Supreme Court Justice Judith French pressed prosecutor Victor V. Vigluicci on why he's objecting to the releasing more than a summary of the Bureau of Criminal Investigation's DNA report.
Credit Ohio Supreme Court

The Ohio Supreme Court heard arguments today over whether a northeast Ohio man is entitled to the full report on DNA testing and other evidence. WKSU’s M.L. Schultze has more on the arguments in a death-penalty case that has stretched on for nearly three decades.

Tyrone Noling was convicted of killing an elderly Portage County couple in 1990. But since his conviction, he’s been pushing for the DNA evidence he maintains would clear him and implicate someone else. Last year, he won access to the state’s DNA report on a cigarette butt found at the scene. But now the Supreme Court is trying to define just what makes up a “report.”

Vigluicci say the DNA questions could be used to further delay Noling's execution.
Credit Ohio Supreme Court

Portage County Prosecutor Vic Vigluicci says the one-page summary from the state Bureau of Criminal Investigation is all Noling is entitled to. Supreme Court Justice Judith French pressed him.

FRENCH: 'What’s the harm in giving all of the results of everything that was produced at BCI? What’s the harm in that?

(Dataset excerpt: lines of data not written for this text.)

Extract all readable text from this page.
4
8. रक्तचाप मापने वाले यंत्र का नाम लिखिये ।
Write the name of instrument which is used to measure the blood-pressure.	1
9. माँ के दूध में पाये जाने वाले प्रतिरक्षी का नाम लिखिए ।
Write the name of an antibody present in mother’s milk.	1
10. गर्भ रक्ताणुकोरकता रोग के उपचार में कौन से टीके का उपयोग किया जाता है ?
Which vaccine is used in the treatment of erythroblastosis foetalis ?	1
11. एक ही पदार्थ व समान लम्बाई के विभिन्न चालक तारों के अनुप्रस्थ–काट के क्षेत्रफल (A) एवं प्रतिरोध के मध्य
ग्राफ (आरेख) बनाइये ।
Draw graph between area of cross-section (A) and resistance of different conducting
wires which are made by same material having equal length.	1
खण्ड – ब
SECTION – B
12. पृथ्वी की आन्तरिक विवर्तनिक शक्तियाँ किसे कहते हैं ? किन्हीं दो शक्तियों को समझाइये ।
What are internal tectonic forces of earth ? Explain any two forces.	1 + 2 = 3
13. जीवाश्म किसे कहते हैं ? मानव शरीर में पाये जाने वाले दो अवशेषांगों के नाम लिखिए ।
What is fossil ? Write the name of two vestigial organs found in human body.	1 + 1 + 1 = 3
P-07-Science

VIGLUICCI: "Because we’re not here to question the methodology and the process of the BCI lab. I’m sure that I could find a DNA lab somewhere in the country that will criticize what BCI did. We will be here forever, your honor.” 

But Noling’s attorney, Brian Howe, says courts throughout the state have regularly supplied complete BCI reports that include important DNA details – and that’s especially crucial in a death-penalty case.

Brian Howe says transparency and specificity are especially crucial in death-penalty cases.
Credit OHIO SUPREME COURT

“The practice in the state -- and I believe the state admits this in its brief -- is to disclose the full results including electropherograms. And it has not resulted in endless delay or appeal or chaos.”

During his arguments, Howe also pointed to other cases in which DNA evidence that the state originally said was too degraded to be tested ended up exonerating people who had been convicted.